Blestriarene C exerts an inhibitory effect on triple-negative breast cancer through multiple signaling pathways

Junsha An; Mingyu Han; Hailin Tang; Cheng Peng; Wei Huang; Fu Peng

doi:10.3389/fphar.2024.1434812

Blestriarene C exerts an inhibitory effect on triple-negative breast cancer through multiple signaling pathways

Front Pharmacol. 2024 Oct 22:15:1434812. doi: 10.3389/fphar.2024.1434812. eCollection 2024.

Authors

Junsha An^{1

2}, Mingyu Han¹, Hailin Tang³, Cheng Peng², Wei Huang², Fu Peng^{1

4}

Affiliations

¹ West China School of Pharmacy, Sichuan University, Chengdu, China.
² State Key Laboratory of Southwestern Chinese Medicine Resources, Chengdu University of Traditional Chinese Medicine, Chengdu, China.
³ State Key Laboratory of Oncology in South China, Guangdong Provincial Clinical Research Center for Cancer, Sun Yat-Sen University Cancer Center, Guangzhou, China.
⁴ Key Laboratory of Drug-Targeting and Drug Delivery System of the Education Ministry, Sichuan Engineering Laboratory for Plant-Sourced Drug and Sichuan Research Center for Drug Precision Industrial Technology, Sichuan University, Chengdu, China.

Abstract

Introduction: Breast cancer is the most common cancer worldwide, the leading cause of cancer death in women, and the fifth leading cause of cancer death. Triple negative breast cancer (TNBC), with high metastasis and mortality rates, is the most challenging subtype in breast cancer treatment. There is an urgent need to develop anti-TNBC drugs with significant efficacy, low side effects and good availability. In early drug screening, blestriarene C was found to have inhibitory effects on TNBC cells. In this article, we further explore the mechanisms associated with blestriarene C for breast cancer.

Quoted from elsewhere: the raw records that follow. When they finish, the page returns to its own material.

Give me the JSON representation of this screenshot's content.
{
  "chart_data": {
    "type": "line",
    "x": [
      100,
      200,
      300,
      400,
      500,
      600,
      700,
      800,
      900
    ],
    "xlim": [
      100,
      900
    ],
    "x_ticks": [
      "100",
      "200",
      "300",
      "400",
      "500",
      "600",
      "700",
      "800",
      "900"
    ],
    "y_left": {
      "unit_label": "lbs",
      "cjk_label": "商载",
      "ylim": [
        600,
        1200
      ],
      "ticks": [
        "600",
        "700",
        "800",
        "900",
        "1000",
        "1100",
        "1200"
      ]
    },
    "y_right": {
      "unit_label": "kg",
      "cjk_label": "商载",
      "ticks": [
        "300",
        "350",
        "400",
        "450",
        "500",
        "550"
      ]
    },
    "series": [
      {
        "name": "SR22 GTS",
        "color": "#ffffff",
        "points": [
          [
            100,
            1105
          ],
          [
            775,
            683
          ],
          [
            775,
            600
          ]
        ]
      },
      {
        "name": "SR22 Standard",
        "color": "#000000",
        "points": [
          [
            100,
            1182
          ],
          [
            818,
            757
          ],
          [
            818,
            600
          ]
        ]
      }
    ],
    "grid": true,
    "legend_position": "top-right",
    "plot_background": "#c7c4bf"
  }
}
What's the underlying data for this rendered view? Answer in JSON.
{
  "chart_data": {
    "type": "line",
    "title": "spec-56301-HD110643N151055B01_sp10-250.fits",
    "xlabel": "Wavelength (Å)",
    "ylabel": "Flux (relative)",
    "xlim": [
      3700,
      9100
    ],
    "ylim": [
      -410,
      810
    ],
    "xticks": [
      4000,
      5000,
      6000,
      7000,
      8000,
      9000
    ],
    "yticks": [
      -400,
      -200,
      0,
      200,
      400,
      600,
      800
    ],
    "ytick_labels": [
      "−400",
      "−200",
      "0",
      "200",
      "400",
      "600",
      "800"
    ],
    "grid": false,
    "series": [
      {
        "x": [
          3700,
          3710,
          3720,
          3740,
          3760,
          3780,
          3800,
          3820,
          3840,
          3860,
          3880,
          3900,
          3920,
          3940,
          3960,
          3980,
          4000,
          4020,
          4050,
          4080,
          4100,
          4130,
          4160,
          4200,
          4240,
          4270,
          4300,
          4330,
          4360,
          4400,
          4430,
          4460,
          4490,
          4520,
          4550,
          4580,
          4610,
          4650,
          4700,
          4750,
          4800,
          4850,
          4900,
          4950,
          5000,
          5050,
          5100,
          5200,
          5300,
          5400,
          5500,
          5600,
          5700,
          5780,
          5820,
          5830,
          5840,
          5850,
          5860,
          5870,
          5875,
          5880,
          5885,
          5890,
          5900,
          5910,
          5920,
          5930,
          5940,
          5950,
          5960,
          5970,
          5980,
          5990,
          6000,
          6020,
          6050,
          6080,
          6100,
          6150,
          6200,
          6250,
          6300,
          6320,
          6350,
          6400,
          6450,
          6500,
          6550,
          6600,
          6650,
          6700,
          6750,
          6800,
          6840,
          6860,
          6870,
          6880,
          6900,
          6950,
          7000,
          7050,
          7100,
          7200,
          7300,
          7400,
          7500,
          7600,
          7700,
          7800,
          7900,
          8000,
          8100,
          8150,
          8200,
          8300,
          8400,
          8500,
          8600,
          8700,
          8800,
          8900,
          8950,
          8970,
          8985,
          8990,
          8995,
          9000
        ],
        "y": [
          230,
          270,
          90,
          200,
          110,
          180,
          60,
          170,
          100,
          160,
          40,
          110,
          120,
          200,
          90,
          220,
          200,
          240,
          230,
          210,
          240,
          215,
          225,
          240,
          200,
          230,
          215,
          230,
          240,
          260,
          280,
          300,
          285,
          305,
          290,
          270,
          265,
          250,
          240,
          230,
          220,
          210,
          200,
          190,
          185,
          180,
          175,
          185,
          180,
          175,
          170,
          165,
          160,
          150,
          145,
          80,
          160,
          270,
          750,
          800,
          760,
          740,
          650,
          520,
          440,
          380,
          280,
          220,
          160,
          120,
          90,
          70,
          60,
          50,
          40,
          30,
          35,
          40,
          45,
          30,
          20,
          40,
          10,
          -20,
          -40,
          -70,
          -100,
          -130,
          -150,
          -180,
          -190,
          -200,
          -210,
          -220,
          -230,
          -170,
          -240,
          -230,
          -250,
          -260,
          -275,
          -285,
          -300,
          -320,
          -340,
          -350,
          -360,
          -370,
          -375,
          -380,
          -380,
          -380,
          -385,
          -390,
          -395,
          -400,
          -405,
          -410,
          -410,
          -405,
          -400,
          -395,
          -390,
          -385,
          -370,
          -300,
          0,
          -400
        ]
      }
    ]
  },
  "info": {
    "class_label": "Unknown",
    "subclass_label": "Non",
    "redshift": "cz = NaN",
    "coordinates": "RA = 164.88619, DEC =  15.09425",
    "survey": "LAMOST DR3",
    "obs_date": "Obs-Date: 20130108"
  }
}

Methods: In this article, we take the approach of network pharmacology combined with in vivo and in vitro experiments. Network pharmacology analysis was used to predict the active components in Baiji, and to investigate the hub targets and related mechanisms of BC in TNBC treatment. The mechanism of anti-TNBC in vitro was evaluated by CCK-8 assay, cell apoptosis and cell cycle assays, wound healing assay, WB assay, and molecular docking analysis. The inhibition effect in vivo was test in subcutaneous tumor models established in mice.

Results: Through network pharmacology analysis and experiments, we screened out BC as the main active ingredient, and found that BC could inhibit the Ras/ERK/c-Fos signaling pathway while downregulating the expression of HSP90AA1 and upregulating the expression of PTGS2, thereby promoting apoptosis, causing S-phase cycle arrest, and inhibiting the proliferation and migration of BT549 cells. The in vivo results illustrated that BC inhibited the growth of TNBC tumors and has a high safety profile. By integrating network pharmacology with in vitro and in vivo experiments, this study demonstrated that BC inhibited the proliferation and migration of TNBC cells by inhibiting the Ras/ERK/c-Fos signaling pathway, promoting apoptosis, and causing S-phase cycle arrest.

Discussion: This study provides new evidence for the use of BC as a novel drug for TNBC treatment.

Keywords: HSP90AA1; PTGS2; blestriarene C; network pharmacology; triple-negative breast cancer.